Tous désiraient prendre l’A.S.I. de vitesse, sauf peut-être Wilson.
— La question est réglée, dit Otto Heilmann quelques minutes plus tard. Nous devons à présent désigner nos chefs. On a suggéré que les responsabilités soient partagées entre le Dr Brown et moi-même. Reggie Wilson est favorable au commandement unique du général Michael O’Toole. Quelqu’un a-t-il des remarques ou des suggestions à avancer ?
Tous restèrent muets une dizaine de secondes.
— Excusez-moi, dit alors O’Toole, mais je souhaiterais faire quelques observations.
Tous lui prêtèrent attention. Wilson avait vu juste, ce militaire obsédé par la religion (une passion qu’il n’obligeait personne à partager) bénéficiait du respect de tous les cosmonautes.

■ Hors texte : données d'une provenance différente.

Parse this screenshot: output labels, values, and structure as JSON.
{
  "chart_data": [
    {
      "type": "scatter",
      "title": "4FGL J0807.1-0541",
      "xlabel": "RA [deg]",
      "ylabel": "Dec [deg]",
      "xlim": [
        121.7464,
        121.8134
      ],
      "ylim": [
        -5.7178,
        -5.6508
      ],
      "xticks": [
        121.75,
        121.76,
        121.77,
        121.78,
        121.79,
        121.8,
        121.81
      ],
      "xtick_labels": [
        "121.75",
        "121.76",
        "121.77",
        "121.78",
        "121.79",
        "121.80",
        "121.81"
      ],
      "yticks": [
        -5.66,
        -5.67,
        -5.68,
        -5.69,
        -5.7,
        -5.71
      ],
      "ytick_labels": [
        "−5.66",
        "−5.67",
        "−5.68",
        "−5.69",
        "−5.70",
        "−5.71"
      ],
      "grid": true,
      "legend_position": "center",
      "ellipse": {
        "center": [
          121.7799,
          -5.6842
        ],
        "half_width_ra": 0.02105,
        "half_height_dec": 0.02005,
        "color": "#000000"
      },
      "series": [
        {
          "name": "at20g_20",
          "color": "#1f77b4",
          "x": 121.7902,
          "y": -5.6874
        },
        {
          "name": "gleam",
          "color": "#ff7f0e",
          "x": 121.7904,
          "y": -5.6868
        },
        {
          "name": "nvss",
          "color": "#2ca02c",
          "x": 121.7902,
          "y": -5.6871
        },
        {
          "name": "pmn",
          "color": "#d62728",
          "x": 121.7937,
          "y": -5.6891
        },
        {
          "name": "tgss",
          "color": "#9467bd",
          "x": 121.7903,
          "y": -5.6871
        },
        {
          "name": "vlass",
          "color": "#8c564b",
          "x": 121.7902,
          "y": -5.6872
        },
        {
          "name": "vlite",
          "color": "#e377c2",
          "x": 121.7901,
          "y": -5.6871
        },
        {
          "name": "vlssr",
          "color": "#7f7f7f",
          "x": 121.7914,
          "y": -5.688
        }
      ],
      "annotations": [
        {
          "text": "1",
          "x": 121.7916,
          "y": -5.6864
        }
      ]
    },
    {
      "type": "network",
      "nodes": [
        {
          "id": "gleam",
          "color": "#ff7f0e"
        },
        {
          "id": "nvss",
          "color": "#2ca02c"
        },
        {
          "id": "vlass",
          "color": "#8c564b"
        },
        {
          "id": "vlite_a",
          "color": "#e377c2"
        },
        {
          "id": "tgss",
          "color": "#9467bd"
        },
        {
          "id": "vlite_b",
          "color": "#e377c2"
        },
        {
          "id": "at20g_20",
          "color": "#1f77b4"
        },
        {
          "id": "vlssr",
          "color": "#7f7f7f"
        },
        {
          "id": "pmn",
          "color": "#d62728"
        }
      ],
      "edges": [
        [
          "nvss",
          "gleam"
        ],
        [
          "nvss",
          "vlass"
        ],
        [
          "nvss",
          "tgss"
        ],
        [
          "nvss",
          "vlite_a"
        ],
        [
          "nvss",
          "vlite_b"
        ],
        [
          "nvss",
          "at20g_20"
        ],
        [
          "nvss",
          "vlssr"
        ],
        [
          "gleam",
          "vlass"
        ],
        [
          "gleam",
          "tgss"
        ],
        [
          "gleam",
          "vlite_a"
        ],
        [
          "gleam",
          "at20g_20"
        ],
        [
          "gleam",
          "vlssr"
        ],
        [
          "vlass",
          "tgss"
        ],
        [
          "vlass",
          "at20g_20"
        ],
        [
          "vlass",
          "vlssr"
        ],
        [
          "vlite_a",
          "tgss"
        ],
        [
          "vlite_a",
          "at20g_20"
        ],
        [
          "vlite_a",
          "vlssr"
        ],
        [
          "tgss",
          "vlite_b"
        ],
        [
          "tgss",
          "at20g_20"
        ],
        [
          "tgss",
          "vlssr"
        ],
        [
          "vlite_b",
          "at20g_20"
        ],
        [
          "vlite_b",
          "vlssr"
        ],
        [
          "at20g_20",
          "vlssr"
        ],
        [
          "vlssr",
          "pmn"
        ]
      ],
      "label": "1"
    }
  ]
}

— Nous devons avant tout veiller à ne pas perdre l’esprit d’équipe acquis au cours de l’année écoulée. À ce stade, une élection contestée ne pourrait que nous diviser. En outre, ce n’est ni important ni nécessaire. Quelle que soit l’identité de notre chef, ou de nos chefs, chacun de nous connaît son travail et le fera consciencieusement.
Des hochements de tête approuvèrent ses propos.
— J’ignore ce que nous devrons faire une fois dans Rama, ajouta-t-il. Ma formation me permet de m’occuper des deux vaisseaux du module Newton, de jauger une menace militaire éventuelle et de servir d’agent de liaison à bord. Mais je ne suis pas qualifié pour assumer la responsabilité de cette expédition.
Reggie Wilson allait pour l’interrompre mais il continua sur sa lancée.
— En conséquence, je soutiens la proposition de Heilmann et de Brown et propose de reprendre au plus tôt notre mission… autrement dit l’exploration de ce léviathan extraterrestre venu des étoiles.
* * *
À la fin de la réunion les deux nouveaux chefs annoncèrent qu’une ébauche du projet de première sortie serait présentée le lendemain matin. Nicole retourna dans sa cabine. Elle s’arrêta en chemin pour frapper à la porte de Janos Tabori. Son assistant ne répondit pas. Elle frappa encore et l’entendit crier :
— Qui est là ?
— C’est moi, Nicole.
— Entrez.
Elle fut surprise par le froncement de sourcils de l’homme allongé sur le petit lit.
— Que vous arrive-t-il ? s’enquit-elle.
— Oh, ce n’est rien ! Une simple migraine.
— Avez-vous pris quelque chose ?
— Non. C’est sans gravité. Que puis-je pour vous ? Il avait posé cette question sur un ton agressif.
Nicole en resta déconcertée. Elle aborda la raison de sa visite avec circonspection.